The good news is that many of these new financial initiatives seek to strengthen the production of gender data, which should increase the ability to do research on what works. For instance, We-Fi coordinates the recently launched WE Finance Code, a commitment by key public and private sector players in the financial sector to work together to increase funding provided to women-led enterprises. Collecting supply-side data to monitor implementation is a core component of the WE Code. 2X Global has established robust metrics to measure the gender impact of investments. And Data2X and the Financial Alliance for Women coordinate the Women’s Financial Inclusion Data (WFID) Partnership, that is devoted to improving the availability and quality of gender data in the financial sector.
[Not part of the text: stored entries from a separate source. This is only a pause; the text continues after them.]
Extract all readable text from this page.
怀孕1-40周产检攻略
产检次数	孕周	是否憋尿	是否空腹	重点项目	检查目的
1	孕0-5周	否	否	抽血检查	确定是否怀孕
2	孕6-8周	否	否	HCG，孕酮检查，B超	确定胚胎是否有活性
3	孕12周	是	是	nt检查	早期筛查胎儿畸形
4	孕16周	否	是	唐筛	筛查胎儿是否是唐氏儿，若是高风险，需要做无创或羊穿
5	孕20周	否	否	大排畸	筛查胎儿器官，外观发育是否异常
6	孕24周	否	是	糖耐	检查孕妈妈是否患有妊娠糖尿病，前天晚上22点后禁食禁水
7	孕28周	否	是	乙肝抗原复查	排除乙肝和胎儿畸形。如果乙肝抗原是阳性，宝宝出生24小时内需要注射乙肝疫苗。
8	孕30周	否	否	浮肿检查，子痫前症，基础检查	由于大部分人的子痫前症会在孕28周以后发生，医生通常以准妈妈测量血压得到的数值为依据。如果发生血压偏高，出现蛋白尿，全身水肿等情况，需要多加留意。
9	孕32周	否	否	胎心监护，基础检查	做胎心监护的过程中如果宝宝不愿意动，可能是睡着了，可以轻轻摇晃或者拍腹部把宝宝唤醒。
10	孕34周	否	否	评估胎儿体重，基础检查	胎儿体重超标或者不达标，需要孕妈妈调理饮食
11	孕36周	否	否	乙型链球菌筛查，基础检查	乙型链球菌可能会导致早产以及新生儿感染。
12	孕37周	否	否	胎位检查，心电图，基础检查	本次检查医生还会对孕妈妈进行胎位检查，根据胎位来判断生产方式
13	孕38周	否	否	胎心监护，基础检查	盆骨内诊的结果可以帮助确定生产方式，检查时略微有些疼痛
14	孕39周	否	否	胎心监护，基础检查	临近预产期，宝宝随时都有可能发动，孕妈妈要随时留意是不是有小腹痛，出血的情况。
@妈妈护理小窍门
WFID partners include, from the MDBs, the EBRD, the IDB, the IDB Invest, the IFC, the IMF and the World Bank.
Looking forward
There is no time to lose. Innovative products in the financial sector that target women need to be paired with robust research designs to assess what works. The MDBs should once again lead the charge in this research. They have in-house capacity–the gender innovation labs at the World Bank and at the IDB are notable for producing quality policy-oriented research–and can partner with academia and other research agencies. MDBs have a sway over the financial sector in member countries and they should use it. The quiet revolution we are witnessing can only benefit and strengthen the financial sector ecosystem, but it needs to be evidence-based.